NFL Films operates its own in-house 16mm and 35mm Color Negative Processing Lab. This enables the film that is shot at each game to be rushed back to the Mt. Laurel facility and processed immediately so as to give the production team the maximum amount of time to produce its weekly shows.

The lab is open to the public for development needs. Clients include feature length and short films shot on location in Philadelphia as well as students at local universities.

The current lab is the third incarnation. The original lab was located in a building next to NFL Films original offices at 230 N 13th St in Philadelphia. The second lab was housed in the center of the NFL Films offices at 330 Fellowship Rd in Mt.
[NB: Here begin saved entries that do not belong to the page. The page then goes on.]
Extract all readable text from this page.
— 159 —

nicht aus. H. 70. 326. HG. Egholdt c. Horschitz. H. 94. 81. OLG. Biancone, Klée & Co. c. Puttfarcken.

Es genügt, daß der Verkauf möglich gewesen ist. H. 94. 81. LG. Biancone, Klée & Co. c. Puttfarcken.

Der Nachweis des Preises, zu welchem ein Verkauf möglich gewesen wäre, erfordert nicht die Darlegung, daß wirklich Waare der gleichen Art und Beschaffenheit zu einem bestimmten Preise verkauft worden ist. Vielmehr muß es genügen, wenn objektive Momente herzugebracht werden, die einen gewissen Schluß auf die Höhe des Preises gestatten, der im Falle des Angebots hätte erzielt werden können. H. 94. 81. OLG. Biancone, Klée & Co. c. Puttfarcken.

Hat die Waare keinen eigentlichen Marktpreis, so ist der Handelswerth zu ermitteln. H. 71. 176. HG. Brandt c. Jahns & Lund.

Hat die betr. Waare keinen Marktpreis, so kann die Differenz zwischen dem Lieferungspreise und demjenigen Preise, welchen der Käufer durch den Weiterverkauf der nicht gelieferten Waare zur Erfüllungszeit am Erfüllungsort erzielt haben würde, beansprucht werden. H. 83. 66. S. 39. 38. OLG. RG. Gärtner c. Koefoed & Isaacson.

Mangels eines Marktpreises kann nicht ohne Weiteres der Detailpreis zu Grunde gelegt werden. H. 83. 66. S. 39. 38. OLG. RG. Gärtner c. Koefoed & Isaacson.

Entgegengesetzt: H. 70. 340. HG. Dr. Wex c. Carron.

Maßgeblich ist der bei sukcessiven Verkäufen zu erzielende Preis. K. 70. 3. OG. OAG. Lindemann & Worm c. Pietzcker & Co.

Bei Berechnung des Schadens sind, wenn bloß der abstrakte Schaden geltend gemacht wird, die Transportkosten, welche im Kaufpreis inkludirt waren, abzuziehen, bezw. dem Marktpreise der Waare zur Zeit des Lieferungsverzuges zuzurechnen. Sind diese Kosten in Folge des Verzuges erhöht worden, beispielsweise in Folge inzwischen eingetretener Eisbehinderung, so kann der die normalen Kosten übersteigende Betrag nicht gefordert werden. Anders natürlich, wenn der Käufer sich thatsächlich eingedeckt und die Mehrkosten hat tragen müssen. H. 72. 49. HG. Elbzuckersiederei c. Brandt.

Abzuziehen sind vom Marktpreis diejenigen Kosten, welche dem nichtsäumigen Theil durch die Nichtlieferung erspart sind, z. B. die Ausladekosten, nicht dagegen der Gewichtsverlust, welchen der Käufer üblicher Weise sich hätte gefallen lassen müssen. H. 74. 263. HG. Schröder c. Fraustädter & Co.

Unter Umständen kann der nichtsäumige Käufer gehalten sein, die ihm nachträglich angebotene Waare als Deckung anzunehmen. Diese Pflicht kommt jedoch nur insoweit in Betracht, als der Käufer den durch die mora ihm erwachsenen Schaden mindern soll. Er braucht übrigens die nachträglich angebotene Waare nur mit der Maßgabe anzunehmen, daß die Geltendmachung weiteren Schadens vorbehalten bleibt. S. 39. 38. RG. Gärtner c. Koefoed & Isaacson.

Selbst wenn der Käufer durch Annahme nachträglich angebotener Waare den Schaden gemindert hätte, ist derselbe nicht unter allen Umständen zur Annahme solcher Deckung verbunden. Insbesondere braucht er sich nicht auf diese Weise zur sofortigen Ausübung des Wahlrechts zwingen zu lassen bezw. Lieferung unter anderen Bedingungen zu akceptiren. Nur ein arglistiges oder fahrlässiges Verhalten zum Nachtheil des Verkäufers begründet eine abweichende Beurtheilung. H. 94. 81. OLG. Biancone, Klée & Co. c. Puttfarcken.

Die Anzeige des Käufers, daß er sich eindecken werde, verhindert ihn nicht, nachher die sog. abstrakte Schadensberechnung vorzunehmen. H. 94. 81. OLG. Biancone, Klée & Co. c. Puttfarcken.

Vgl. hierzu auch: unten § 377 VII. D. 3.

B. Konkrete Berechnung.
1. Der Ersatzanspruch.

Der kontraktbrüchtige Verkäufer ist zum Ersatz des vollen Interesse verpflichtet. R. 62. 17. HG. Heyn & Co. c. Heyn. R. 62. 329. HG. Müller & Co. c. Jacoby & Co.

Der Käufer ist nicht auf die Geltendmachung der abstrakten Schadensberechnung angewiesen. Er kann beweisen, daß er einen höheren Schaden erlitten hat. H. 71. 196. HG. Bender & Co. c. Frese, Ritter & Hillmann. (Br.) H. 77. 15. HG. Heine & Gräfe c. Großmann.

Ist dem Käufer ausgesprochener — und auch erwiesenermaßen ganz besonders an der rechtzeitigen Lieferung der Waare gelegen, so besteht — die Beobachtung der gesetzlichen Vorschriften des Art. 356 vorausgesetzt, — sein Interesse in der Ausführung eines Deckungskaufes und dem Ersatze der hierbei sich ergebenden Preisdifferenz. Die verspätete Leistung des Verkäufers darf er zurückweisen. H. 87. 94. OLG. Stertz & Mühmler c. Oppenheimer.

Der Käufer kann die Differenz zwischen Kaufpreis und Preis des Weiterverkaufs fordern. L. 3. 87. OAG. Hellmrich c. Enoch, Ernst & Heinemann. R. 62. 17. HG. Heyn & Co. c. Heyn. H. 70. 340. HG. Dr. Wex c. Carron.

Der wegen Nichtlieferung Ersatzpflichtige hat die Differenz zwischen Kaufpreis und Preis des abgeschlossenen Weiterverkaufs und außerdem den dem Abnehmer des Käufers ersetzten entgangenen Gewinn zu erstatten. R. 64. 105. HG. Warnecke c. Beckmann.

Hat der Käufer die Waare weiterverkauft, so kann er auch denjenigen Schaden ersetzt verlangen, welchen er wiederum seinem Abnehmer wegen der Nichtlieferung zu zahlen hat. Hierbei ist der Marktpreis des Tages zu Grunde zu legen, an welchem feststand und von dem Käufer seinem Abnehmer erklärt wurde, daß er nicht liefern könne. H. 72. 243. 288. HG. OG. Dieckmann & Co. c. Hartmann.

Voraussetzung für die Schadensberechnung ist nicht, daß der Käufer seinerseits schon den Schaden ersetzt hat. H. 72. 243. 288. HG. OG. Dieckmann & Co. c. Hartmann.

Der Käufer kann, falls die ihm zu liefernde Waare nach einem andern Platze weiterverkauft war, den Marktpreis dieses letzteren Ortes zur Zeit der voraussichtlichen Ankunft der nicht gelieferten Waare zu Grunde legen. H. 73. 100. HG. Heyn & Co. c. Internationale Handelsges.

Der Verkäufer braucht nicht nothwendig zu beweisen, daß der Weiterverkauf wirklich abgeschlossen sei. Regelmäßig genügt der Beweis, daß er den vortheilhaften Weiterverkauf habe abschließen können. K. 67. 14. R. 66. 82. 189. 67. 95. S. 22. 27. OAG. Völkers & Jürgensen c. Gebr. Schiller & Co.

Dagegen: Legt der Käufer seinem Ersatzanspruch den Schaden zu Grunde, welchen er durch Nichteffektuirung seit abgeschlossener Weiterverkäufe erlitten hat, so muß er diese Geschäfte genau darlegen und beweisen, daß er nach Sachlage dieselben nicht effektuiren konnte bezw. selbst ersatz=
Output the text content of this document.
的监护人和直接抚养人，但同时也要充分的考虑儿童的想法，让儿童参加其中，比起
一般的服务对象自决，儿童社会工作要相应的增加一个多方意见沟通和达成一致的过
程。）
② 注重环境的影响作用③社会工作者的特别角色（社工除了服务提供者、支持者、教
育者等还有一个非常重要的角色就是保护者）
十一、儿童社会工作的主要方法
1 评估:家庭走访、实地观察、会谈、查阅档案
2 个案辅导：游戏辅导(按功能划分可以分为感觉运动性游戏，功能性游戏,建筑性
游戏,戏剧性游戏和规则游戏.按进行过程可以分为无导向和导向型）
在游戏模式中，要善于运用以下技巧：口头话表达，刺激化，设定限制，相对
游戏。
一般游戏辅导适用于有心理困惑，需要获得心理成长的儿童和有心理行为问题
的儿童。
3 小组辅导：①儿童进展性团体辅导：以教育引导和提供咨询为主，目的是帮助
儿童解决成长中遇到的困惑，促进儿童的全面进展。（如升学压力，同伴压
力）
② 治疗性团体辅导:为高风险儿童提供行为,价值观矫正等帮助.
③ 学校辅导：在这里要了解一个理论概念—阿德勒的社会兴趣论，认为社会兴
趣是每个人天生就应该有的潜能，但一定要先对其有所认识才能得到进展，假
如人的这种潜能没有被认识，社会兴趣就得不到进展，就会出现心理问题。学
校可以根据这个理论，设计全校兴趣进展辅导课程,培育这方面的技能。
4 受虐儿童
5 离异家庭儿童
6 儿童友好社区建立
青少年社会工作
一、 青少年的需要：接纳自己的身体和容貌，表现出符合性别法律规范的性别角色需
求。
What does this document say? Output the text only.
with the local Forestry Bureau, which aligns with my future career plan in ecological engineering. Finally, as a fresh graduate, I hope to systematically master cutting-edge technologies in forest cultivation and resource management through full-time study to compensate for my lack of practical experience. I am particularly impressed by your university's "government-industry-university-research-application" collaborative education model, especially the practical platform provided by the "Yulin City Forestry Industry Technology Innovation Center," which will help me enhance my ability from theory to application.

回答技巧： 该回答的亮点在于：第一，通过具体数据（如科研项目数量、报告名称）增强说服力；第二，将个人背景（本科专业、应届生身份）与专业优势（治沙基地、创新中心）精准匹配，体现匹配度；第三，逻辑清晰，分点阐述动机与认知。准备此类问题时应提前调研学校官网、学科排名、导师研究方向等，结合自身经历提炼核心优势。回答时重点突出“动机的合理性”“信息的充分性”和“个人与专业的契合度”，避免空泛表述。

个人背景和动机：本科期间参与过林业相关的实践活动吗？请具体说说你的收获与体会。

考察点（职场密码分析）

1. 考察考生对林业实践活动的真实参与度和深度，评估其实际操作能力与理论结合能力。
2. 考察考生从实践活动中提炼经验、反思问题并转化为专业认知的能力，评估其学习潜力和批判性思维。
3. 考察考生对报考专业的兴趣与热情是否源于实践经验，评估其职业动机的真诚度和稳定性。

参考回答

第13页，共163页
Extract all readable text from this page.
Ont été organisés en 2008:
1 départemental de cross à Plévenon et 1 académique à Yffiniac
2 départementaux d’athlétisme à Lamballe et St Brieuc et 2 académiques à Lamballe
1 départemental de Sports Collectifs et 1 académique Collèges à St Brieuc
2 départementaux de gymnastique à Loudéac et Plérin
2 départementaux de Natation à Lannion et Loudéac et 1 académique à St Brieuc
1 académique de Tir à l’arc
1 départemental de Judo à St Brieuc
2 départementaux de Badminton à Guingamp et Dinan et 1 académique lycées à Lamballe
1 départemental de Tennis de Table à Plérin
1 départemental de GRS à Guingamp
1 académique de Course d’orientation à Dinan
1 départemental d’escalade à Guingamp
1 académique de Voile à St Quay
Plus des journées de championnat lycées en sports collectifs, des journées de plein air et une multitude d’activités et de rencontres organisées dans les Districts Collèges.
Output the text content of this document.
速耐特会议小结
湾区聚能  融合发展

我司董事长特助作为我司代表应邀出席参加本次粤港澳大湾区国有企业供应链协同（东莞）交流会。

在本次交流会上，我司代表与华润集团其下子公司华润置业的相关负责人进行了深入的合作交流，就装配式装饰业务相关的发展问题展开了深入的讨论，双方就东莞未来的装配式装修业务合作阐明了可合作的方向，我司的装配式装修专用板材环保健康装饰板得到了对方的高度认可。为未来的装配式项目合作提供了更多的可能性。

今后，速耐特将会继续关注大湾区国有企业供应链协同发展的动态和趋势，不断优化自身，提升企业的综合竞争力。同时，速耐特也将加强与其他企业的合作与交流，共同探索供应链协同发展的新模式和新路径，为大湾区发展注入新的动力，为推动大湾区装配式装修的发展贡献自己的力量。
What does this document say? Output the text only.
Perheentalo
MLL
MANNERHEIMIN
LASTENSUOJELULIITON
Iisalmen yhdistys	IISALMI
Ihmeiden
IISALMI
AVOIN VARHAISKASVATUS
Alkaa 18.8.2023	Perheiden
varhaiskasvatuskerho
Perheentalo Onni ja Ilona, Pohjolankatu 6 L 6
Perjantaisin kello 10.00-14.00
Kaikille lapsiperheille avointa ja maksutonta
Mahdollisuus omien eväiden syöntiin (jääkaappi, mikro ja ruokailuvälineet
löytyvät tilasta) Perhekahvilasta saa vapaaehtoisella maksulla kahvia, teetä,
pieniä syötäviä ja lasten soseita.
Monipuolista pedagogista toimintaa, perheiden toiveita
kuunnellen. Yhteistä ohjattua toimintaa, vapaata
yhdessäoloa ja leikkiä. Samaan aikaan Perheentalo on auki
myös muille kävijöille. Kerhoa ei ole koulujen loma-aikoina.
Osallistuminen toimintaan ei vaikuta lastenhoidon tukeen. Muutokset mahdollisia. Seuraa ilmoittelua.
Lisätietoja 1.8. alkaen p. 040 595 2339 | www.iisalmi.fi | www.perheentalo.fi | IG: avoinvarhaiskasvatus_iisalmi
Laurel, NJ. That entire one-story building has since been razed and replaced with a modern 4 story office building.

The third lab is located at the NFL Films current location in the Bishop's Gate industrial park in Mt. Laurel behind a two-story glass wall. This allows visitors to the offices to see the inner workings of the entire processing lab. Those on morning tours can often watch as employees develop film for use in weekly shows.

NFL Films Lab is also in charge of the archiving and maintenance of the vault. Containing over 100 continuous years of football footage, the vault houses all of the film that NFL Films has shot or acquired from other sources in its entire history. Currently, NFL Films is in the process of re-transferring all of its footage into high-definition format, although the original film will always be kept as it's likely to outlast tape medium in terms of degradation.